Active headlamps, which illuminate curves in the road ahead by turning in concert with steering-wheel movement, have been on the market for several years. But until now, they have featured bi-Xenon lighting.

The CLS applications mark the first use of LEDs. “They produce a light closer to natural light,” says Bret Melillo, assistant product manager at Mercedes-Benz USA.

“LED light is 5,500 degrees K,” he adds. “Natural light is 6,000.” Bi-Xenon light is cooler than what comes from LEDs.

The motives behind the switch are simple. “They draw less power,” Melillo says. “They also last a lot longer.

“From a customer perspective, for warranty, for liability standpoint, it’s more reliable than bi-Xenon,” he adds.

So expect more LED applications by Mercedes. “Eventually, you will see it trickle through,” Melillo tells Ward’s.

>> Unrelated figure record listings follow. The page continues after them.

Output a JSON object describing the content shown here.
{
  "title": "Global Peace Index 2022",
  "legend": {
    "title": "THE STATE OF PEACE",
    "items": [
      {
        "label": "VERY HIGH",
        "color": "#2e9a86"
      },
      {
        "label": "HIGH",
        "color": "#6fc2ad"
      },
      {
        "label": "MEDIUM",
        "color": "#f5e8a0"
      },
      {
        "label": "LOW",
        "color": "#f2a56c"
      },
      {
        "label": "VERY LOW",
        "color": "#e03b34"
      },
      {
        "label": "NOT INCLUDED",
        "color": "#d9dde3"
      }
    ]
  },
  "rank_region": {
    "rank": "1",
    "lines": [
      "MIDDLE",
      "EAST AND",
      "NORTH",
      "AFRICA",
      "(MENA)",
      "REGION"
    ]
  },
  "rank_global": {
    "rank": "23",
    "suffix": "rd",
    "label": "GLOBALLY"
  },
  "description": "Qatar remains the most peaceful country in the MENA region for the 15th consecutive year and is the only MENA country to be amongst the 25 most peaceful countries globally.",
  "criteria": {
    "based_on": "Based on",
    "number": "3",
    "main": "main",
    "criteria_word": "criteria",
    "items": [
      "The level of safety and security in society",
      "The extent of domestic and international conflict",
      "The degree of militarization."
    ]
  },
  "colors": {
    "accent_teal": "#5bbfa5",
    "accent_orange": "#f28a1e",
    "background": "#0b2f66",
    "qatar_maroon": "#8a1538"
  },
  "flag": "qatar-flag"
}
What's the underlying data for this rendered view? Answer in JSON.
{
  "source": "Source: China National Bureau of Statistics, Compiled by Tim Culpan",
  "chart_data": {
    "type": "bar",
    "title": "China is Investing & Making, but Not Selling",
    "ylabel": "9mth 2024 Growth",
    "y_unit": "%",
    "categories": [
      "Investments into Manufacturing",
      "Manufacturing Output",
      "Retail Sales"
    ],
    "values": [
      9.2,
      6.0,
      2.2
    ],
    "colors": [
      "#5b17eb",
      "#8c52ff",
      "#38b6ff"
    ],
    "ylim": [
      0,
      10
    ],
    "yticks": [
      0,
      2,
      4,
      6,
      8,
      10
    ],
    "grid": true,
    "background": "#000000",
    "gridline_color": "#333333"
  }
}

Even though LEDs emit less heat than other lighting systems, Mercedes also outfits the CLS headlamps with small fans to keep them cool in summer. And in cold-weather driving, warm air is circulated to clear the lenses.

The CLS headlamps are a complex, 3-layer affair. The top is home to LED turn signals, while the middle features a low-beam array encircled by a ring of LEDs that form the letter “C.”

The high beam is at the bottom of the assembly, framed by a row of LED daytime running lights located below the bumper.

The lamps move 15 degrees left and right as the driver negotiates turns. Such adjustments increase viewing distance by some 80 ft. (24.4 m), compared with conventional systems, Mercedes says.

The LED lamps are included in option packages. On the CLS 550, the package starts at $4,390 and includes items ranging from a rear-view camera to an electronic trunk closer.

CLS 63 AMG buyers will pay $3,690 and get additional features such as an active multi-contour driver’s seat.

The’12 CLS also marks the first Mercedes car application of electromechanical rack-and-pinion steering. The system is powered by an electric motor instead of a pump and its associated hydraulics.

Electromechanical steering will proliferate through Mercedes vehicles, replacing hydraulic systems “for sure,” Melillo says, because the technology improves fuel economy. “It’s up to 90% more fuel efficient,” he adds.